The Interior Ministry, in a statement reported by the Saudi Press Agency, said the two men, one disguised as a woman, were traveling in a car to the Al-Hada region near the western city of Taif, about 700 miles from Khobar.
The car was stopped at a checkpoint where police, suspicious of the woman, asked the two occupants to provide identification, The New York Times reported.
The men were killed after they threw grenades and shot at the security forces, according to the ministry statement, which did not identify the individuals or say how they were connected to a 25-hour shooting rampage and hostage siege that occurred over the weekend. Osama bin Laden's al-Qaida network claimed responsibility for the attack.
A Saudi security official told the AP one of the men was Abdul Rahman Mohammed Yazji, No. 25 on a list of Saudi Arabia's 26 most wanted militants.
In Wednesday's incident in Riyadh, gunmen fired at two cars carrying U.S. military personnel near a Saudi National Guard compound where a U.S. training unit is based.

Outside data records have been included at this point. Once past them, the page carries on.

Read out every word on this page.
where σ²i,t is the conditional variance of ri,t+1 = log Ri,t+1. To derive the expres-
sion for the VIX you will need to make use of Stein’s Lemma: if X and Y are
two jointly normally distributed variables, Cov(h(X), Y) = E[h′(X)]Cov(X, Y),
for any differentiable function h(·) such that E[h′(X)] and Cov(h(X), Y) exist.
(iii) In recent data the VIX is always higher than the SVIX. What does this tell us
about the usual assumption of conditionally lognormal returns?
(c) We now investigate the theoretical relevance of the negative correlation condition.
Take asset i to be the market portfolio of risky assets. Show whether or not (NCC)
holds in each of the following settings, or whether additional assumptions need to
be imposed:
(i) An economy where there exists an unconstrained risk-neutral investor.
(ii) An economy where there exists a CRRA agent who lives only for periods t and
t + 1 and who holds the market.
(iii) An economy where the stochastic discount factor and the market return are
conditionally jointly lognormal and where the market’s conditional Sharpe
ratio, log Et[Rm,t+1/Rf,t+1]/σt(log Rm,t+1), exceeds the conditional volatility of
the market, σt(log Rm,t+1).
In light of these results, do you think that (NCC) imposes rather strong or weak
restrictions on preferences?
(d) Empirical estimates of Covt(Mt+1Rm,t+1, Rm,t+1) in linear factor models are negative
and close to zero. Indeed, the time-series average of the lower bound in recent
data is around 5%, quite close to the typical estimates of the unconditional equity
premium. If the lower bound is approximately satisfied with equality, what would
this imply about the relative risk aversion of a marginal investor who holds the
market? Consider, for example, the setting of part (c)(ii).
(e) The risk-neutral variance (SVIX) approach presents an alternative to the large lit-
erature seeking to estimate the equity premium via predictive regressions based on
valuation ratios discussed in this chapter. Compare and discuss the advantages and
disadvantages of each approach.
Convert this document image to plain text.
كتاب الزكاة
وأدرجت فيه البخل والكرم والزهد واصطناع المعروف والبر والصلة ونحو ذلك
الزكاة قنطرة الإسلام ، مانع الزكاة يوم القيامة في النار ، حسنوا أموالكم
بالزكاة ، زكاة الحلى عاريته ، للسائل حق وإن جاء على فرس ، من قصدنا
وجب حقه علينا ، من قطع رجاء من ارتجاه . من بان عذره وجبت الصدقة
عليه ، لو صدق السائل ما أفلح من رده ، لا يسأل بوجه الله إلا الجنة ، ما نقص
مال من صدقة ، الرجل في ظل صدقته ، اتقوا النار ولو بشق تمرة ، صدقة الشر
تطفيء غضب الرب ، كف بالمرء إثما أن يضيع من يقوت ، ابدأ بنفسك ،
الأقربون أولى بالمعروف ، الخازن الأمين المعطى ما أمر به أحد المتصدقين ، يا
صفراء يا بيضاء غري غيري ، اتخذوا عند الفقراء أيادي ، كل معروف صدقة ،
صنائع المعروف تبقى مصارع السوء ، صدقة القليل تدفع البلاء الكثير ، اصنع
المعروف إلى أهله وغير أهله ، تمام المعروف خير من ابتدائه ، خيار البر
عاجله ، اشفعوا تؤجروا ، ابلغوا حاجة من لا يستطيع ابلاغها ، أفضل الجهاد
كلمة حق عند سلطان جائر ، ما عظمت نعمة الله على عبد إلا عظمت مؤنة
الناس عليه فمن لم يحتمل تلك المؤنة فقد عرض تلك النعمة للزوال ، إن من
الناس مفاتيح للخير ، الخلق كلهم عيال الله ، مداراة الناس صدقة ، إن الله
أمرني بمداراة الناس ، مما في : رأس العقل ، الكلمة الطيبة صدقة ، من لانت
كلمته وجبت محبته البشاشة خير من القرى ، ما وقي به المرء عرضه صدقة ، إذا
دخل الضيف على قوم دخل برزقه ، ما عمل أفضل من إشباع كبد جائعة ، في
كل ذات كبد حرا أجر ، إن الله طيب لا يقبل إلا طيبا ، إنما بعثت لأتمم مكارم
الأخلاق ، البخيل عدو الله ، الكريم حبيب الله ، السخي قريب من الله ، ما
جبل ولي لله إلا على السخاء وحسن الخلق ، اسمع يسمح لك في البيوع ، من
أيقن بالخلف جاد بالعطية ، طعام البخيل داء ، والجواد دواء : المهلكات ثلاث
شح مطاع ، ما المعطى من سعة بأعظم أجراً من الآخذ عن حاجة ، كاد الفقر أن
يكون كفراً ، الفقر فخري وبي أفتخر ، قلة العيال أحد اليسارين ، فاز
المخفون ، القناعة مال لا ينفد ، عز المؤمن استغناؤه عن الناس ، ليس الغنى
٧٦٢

The militants had automatic rifles and fled after the shooting, security sources said.
The weekend attacks and continued instability in the region caused oil prices to reach record highs before retreating slightly Wednesday.
Organization of Petroleum Exporting Countries President Purnomo Yusgiantoro told reporters that OPEC should assess each of its 11 members' ability to produce more because of skyrocketing costs, according to the Associated Press.
A formal OPEC meeting on production policy commences Thursday.